Not everyone is boastful. Readers Digest wrote about Mother Teresa and Mahatma Ghandi. They were both successful yet modest..

Apparently, we judge Musk and Fischer first by their success, and second by their attitudes.
There are two dimensions at play, success and modesty. For only $150K Harvard Business School will teach you how to analyze almost all problems using a diagram like this with four quadrants.


The vertical axis is success versus failure, and the horizontal axis we have boastful versus modest. Heroes like Elon Musk go in the upper right corner. We use words like bold, boastful, arrogant, and reach for the stars, to describe them. For people on the lower right, we might also say arrogant and reach for the stars but we also might say hated losers. Bobby Fischer was promoted from lower right to upper right. We use the word admirable for the upper left and pitiful for the lower right.

Interestingly, cultural differences, can move the center point up/down/left/or right. For example, Radio Sweden reported on Sweden's first expedition to climb Mount Everest. They said, that the coach told the team to “try adequately”. Not, “do your best” but “try adequately”. The team made it to within 100 m of the summit, then turned back. Sweden considered that a success. The American equivalent is the familiar slogan “Pikes Peak or Bust.” Center higher. Center lower.

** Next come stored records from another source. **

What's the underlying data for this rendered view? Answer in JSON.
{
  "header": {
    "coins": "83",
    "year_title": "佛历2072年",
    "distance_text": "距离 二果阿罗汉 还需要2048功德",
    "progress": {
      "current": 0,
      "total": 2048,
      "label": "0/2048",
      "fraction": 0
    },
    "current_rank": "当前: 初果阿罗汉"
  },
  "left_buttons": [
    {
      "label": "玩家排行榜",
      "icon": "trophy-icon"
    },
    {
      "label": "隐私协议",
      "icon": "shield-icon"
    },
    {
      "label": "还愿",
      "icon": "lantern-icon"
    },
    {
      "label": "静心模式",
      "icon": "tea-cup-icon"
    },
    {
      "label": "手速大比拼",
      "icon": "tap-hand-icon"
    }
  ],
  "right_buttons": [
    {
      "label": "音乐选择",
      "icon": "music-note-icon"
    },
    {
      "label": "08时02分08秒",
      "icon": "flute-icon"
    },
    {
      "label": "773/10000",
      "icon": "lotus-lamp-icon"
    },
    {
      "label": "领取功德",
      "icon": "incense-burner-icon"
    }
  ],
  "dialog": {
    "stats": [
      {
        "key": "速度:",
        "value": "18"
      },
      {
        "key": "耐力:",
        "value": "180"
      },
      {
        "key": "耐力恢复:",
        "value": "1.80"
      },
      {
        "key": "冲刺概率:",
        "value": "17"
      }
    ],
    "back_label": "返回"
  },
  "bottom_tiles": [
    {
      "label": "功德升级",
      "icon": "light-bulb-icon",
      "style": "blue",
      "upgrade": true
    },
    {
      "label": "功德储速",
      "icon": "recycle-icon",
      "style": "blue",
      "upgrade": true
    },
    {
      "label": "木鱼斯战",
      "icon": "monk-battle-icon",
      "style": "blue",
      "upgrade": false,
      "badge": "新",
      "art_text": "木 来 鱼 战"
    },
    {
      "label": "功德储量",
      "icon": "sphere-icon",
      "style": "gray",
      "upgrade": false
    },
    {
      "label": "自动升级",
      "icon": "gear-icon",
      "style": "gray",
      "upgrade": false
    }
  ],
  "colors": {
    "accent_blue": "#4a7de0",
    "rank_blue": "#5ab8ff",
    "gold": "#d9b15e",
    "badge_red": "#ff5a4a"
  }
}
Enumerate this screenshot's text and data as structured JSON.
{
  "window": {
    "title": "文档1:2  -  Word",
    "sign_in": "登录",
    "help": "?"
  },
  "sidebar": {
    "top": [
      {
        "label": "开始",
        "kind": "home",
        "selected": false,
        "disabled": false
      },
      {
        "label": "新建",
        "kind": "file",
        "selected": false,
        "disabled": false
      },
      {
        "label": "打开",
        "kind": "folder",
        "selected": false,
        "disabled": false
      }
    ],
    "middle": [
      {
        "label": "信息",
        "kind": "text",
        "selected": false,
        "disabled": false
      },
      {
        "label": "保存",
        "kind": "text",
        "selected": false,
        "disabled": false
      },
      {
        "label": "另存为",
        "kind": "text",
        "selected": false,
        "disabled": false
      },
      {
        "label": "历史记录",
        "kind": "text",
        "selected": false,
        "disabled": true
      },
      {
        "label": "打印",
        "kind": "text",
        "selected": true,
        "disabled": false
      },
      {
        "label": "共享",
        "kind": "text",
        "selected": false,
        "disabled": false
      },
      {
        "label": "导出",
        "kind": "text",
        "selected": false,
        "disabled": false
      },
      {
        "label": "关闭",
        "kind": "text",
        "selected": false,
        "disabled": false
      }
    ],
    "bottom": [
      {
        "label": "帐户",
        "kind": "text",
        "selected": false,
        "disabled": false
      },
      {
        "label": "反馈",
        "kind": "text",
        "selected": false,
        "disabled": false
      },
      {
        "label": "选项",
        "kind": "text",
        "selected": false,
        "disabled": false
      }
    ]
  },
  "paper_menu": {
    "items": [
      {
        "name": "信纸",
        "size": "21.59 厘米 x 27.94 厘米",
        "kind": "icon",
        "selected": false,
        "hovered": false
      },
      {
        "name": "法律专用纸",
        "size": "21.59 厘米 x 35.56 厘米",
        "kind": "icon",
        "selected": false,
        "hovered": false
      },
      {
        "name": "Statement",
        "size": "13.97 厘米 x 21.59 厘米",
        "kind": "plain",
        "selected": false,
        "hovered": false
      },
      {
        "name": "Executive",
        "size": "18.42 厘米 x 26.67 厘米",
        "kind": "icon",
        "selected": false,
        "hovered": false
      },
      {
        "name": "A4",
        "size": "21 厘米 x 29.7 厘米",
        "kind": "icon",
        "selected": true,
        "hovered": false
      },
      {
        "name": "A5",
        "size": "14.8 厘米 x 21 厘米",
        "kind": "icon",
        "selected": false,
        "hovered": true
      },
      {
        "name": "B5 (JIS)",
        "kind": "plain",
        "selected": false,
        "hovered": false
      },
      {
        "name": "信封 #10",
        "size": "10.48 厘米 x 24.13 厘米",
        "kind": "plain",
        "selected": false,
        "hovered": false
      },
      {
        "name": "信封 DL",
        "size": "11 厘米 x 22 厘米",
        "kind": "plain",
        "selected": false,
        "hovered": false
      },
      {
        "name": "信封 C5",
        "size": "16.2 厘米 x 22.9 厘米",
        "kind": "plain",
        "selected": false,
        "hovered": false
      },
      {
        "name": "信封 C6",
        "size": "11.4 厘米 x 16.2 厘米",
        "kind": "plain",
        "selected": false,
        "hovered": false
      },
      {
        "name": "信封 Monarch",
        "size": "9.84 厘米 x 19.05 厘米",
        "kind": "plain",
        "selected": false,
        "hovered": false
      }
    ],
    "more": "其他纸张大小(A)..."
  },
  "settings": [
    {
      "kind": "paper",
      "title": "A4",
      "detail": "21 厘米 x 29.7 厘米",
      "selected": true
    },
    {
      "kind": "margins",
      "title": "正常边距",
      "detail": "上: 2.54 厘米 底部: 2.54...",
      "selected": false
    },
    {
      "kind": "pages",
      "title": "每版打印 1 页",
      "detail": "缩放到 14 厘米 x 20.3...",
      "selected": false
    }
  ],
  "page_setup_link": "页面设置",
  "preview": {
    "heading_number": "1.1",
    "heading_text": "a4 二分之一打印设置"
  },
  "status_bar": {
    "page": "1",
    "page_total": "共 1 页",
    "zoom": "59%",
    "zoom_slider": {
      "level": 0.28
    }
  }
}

A recent article in euronews said that Americans are biased towards boldness, and Europeans biased towards modesty, and because of that the EU is falling behind. Center right. Center left.



Here's the point. In life, your degree of success depends of course on traditional values of hard work and skill, but also things beyond your control like timing, luck, and local culture. But whether you fall on the left or the right side is a strategic life choice. Choose carefully.